No loss of power to a board of directors (although an operating agreement may provide for centralization of management power in a board or similar body).
Membership interests of LLCs can be assigned, and the economic benefits of those interests can be separated and assigned, providing the assignee with the economic benefits of distributions of profits/losses (like a partnership), without transferring the title to the membership interest.
There is no chance of disputes which are common in private companies, as a member would not be having any associate in the company.
Disputes among the heirs will not have any negative impact on the business or legacy of the company.
There are no restrictions on the business of a single-member company. All the individuals having their own business in the form of trade, industry, agriculture, advisory role or any other provisions can form a company and can benefit from the new concept.
Do you prefer Single Member Company over Private Limited Company?
Single Member Company Vs. Sole Proprietorship
Before you start a new business, you must decide the tax entity of your company. While a sole proprietorship is the simplest and least expensive way to start a business, you may be better off filing to be a sole LLC. The LLC provides the advantages of limited personal liability, transferability of ownership and better access to capital over a sole proprietorship.
A major reason for the design of a limited liability company was to reduce the personal risk of running a business. When you run your business as a sole proprietorship, you are personally liable for your business losses. Creditors are able to make claims against the personal assets of the owner of a sole proprietorship. The business losses of a sole LLC are limited to the assets of the business. Creditors cannot make claims against the personal assets of the owner of the LLC. If the LLC is sued, goes bankrupt, or cannot pay its debts, the members' personal funds are not at risk.
Despite being treated as separate with regard to liability, a single-member LLC's profits or losses can still be reported on individual income tax filing. This is similar to a sole proprietorship, and it makes tax reporting much simpler. Along with easing reporting requirements, may also save on tax preparation costs.
Like a sole proprietor, the member of a single-member LLC has complete control over how the business is operated. The member may make all business decisions independently and receive the full share of distributed profits. A single-member LLC does not have to deal with shareholders or a board of directors as a corporation would be required to do.
One downside of an LLC over a sole proprietorship is increased paperwork and maintenance
Compared to the simple business set-up of a sole proprietorship for an individual, an LLC has more formal legal requirements. There is filing of an LLC application, which includes payment of legal and registration fees. The requirements of separate financial accounts and accounting records also make add to the greater burden of operating LLC.

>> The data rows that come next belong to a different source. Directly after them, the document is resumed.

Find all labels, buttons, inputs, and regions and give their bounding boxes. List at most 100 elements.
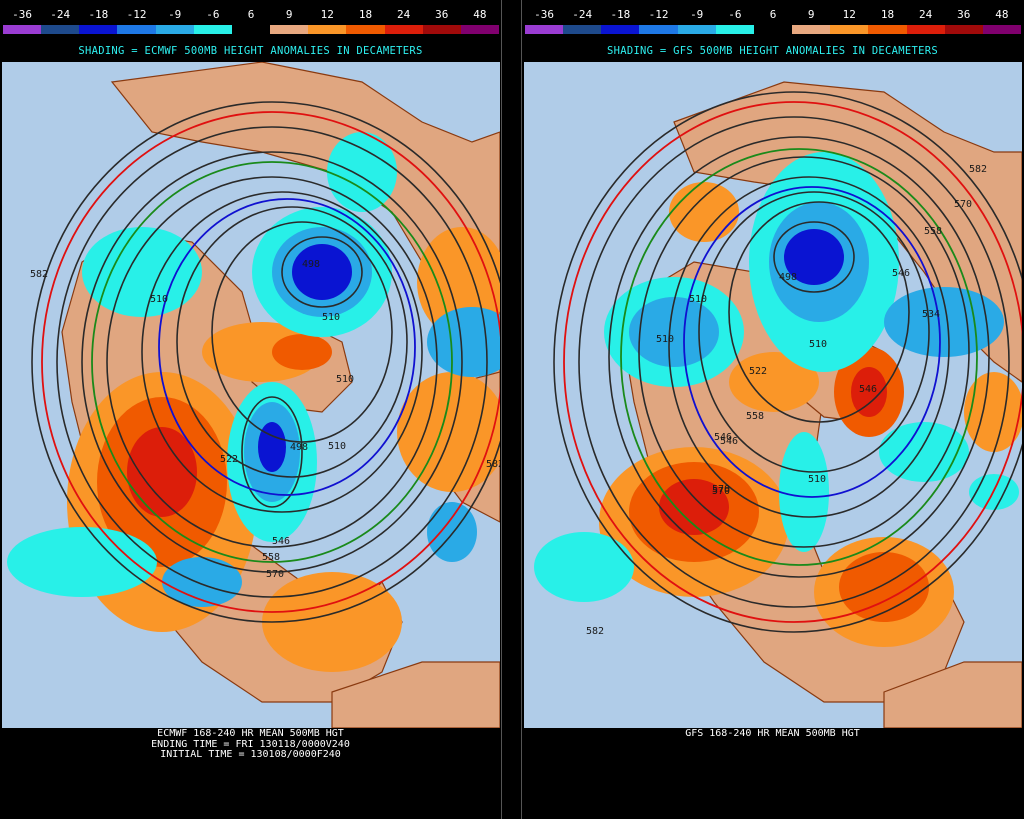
scale-label: 9 [807, 8, 815, 21]
negative-anomaly [779, 432, 829, 552]
scale-label: -12 [126, 8, 147, 21]
negative-anomaly [427, 307, 500, 377]
contour-labels: 582 510 510 510 498 498 510 522 558 570 … [30, 259, 500, 580]
contour-label: 498 [302, 259, 320, 270]
positive-anomaly [262, 572, 402, 672]
contour-line [668, 176, 950, 518]
land-south-america [331, 661, 500, 728]
positive-anomaly [127, 427, 197, 517]
scale-label: 18 [358, 8, 373, 21]
negative-anomaly [258, 422, 286, 472]
scale-label: -36 [534, 8, 554, 21]
scale-label: -24 [572, 8, 593, 21]
scale-swatch [753, 25, 793, 34]
ecmwf-panel: -36 -24 -18 -12 -9 -6 6 9 12 18 24 36 48… [0, 0, 501, 819]
scale-swatch [830, 25, 869, 34]
scale-label: 36 [435, 8, 449, 21]
scale-label: 36 [957, 8, 971, 21]
contour-label: 570 [712, 486, 730, 497]
contour-line [638, 156, 970, 548]
contour-line [698, 191, 930, 473]
green-line [91, 161, 453, 563]
scale-swatch [906, 25, 945, 34]
scale-swatch [231, 25, 271, 34]
contour-line [728, 201, 910, 423]
blue-line [158, 198, 416, 496]
scale-swatch [384, 25, 423, 34]
scale-label: 48 [473, 8, 487, 21]
gfs-anomaly-map: 582 570 558 546 534 510 510 498 510 522 … [524, 62, 1022, 728]
scale-swatch [944, 25, 983, 34]
contour-label: 582 [969, 164, 987, 175]
footer-line: ECMWF 168-240 HR MEAN 500MB HGT [157, 728, 344, 739]
footer-line: INITIAL TIME = 130108/0000F240 [160, 749, 341, 760]
map-svg: 582 510 510 510 498 498 510 522 558 570 … [7, 62, 500, 728]
scale-swatch [715, 25, 754, 34]
reference-contours [41, 111, 500, 613]
negative-anomaly [292, 244, 352, 300]
scale-swatch [639, 25, 678, 34]
contour-line [553, 91, 1022, 633]
height-contours [31, 101, 500, 623]
contour-label: 498 [290, 442, 308, 453]
contour-line [176, 206, 408, 478]
ridge-line [41, 111, 500, 613]
contour-label: 510 [328, 441, 346, 452]
gfs-panel: -36 -24 -18 -12 -9 -6 6 9 12 18 24 36 48… [522, 0, 1023, 819]
scale-swatch [563, 25, 602, 34]
blue-line [683, 186, 941, 498]
reference-contours [563, 101, 1022, 623]
contour-label: 522 [220, 454, 238, 465]
negative-anomaly [879, 422, 969, 482]
contour-line [773, 221, 855, 293]
scale-label: -12 [648, 8, 669, 21]
scale-label: 9 [285, 8, 293, 21]
negative-anomaly [884, 287, 1004, 357]
scale-swatch [460, 25, 500, 34]
scale-label: -24 [50, 8, 71, 21]
color-scale-labels: -36 -24 -18 -12 -9 -6 6 9 12 18 24 36 48 [0, 8, 501, 22]
map-footer: ECMWF 168-240 HR MEAN 500MB HGT ENDING T… [0, 728, 501, 761]
contour-line [106, 176, 438, 548]
negative-anomaly [162, 557, 242, 607]
contour-label: 558 [262, 552, 280, 563]
contour-label: 570 [712, 484, 730, 495]
contour-label: 546 [859, 384, 877, 395]
contour-label: 510 [150, 294, 168, 305]
shading-title: SHADING = ECMWF 500MB HEIGHT ANOMALIES I… [78, 45, 423, 57]
contour-label: 510 [322, 312, 340, 323]
map-footer: GFS 168-240 HR MEAN 500MB HGT [522, 728, 1023, 740]
scale-swatch [270, 25, 309, 34]
contour-line [241, 396, 303, 508]
contour-label: 510 [336, 374, 354, 385]
contour-line [56, 126, 488, 598]
scale-label: -18 [88, 8, 109, 21]
contour-line [578, 116, 1010, 608]
scale-swatch [868, 25, 907, 34]
scale-swatch [155, 25, 194, 34]
contour-labels: 582 570 558 546 534 510 510 498 510 522 … [586, 164, 987, 637]
contour-label: 558 [746, 411, 764, 422]
shading-title: SHADING = GFS 500MB HEIGHT ANOMALIES IN … [606, 45, 939, 57]
scale-swatch [601, 25, 640, 34]
ridge-line [563, 101, 1022, 623]
scale-label: -9 [690, 8, 704, 21]
negative-anomaly [327, 132, 397, 212]
land-south-america [883, 661, 1022, 728]
positive-anomaly [839, 552, 929, 622]
contour-label: 546 [272, 536, 290, 547]
map-svg: 582 570 558 546 534 510 510 498 510 522 … [534, 81, 1022, 728]
anomaly-shading [534, 152, 1022, 647]
negative-anomaly [7, 527, 157, 597]
contour-label: 546 [720, 436, 738, 447]
scale-label: -18 [610, 8, 631, 21]
scale-swatch [117, 25, 156, 34]
scale-label: -6 [728, 8, 742, 21]
color-scale-bar [525, 25, 1022, 34]
positive-anomaly [397, 372, 500, 492]
contour-line [141, 191, 423, 513]
positive-anomaly [729, 352, 819, 412]
color-scale-labels: -36 -24 -18 -12 -9 -6 6 9 12 18 24 36 48 [522, 8, 1023, 22]
contour-label: 546 [892, 268, 910, 279]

Transferability of Ownership
A sole proprietorship is created and owned by one person. When he dies, retires or becomes disabled, the sole proprietorship will terminate. If someone wants to continue the business, he/she will refile as a new sole proprietorship. A sole LLC allows for the transfer of ownership of the company. When the original owner leaves the business, he is able to immediately transfer ownership to another person and the business will continue to run.
A sole proprietorship can only be owned by one person. This can create issues in raising capital as a sole proprietorship is not able to sell shares of the company to new investors. The sole LLC, as a corporation, is able to issue new shares of stock. The business can sell shares to new owners in order to raise funds to grow the business. The sole proprietorship is limited to loans from the bank and to funds contributed by the one owner.